W zeszłym tygodniu Izrael otworzył trzeci front wojny z Palestyńczykami. Pierwszy to ten w Strefie Gazy, gdzie wciąż – szczególnie wokół Chan Junus – toczą się ciężkie walki. Drugi rozpościera się na północ od Izraela, tu przeciwnikiem jest libański Hezbollah. I chociaż tamtejsze walki ograniczają się do wymiany salw rakietowych, to Izrael twierdzi, że jest gotowy na lądową inwazję. Trzeci front Izrael otworzył kilka dni temu na Zachodnim Brzegu Jordanu. Formalnie to druga – obok Strefy Gazy, gdzie w 2007 r. władzę przejął islamistyczny Hamas – i większa część Autonomii Palestyńskiej. Na Zachodnim Brzegu wciąż dominuje Fatah, świecka organizacja założona przez m.in. Jasira Arafata, ale i tam do głosu dochodzi Hamas, prowokowany ostatnio przez coraz bardziej agresywnych izraelskich osadników.
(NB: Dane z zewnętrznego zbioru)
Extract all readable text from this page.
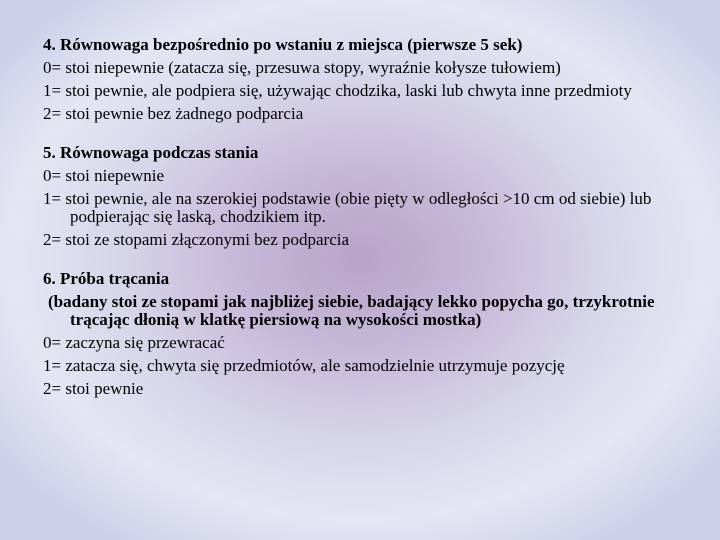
4. Równowaga bezpośrednio po wstaniu z miejsca (pierwsze 5 sek)

0= stoi niepewnie (zatacza się, przesuwa stopy, wyraźnie kołysze tułowiem)

1= stoi pewnie, ale podpiera się, używając chodzika, laski lub chwyta inne przedmioty

2= stoi pewnie bez żadnego podparcia

5. Równowaga podczas stania

0= stoi niepewnie

1= stoi pewnie, ale na szerokiej podstawie (obie pięty w odległości >10 cm od siebie) lub podpierając się laską, chodzikiem itp.

2= stoi ze stopami złączonymi bez podparcia

6. Próba trącania

(badany stoi ze stopami jak najbliżej siebie, badający lekko popycha go, trzykrotnie trącając dłonią w klatkę piersiową na wysokości mostka)

0= zaczyna się przewracać

1= zatacza się, chwyta się przedmiotów, ale samodzielnie utrzymuje pozycję

2= stoi pewnie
Izraelska interwencja skupia się na północy Zachodniego Brzegu, gdzie Hamas jest najsilniejszy. W weekend celowała już wyłącznie w obóz dla uchodźców w Dżeninie. Założony w 1953 r., aby dać schronienie Palestyńczykom wypędzonym przez Izrael po wojnie 1948 r., w ostatnich latach stał się „gniazdem szerszeni”, „stolicą męczenników” – ośrodkiem wyjątkowej radykalizacji. Według palestyńskich źródeł w obozie nie ma wody ani prądu, kolejne rodziny decydują się na ucieczkę. Z kolei Izrael informuje, że zabił tam już kilkudziesięciu bojowników Hamasu, w tym regionalnego szefa tej organizacji.
To jednak nie koniec frontów – w ostatni weekend czwarty otworzyła przeciw Izraelowi część jego obywateli. Bezpośrednim powodem było odnalezienie przez izraelską armię ciał sześciu kolejnych zakładników w tunelu pod Rafah w Strefie Gazy. W większości porwani z festiwalu muzycznego, gdzie zaczął się atak Hamasu 7 października, najprawdopodobniej zginęli od strzałów z bliskiej odległości kilka godzin przed nadejściem izraelskich żołnierzy.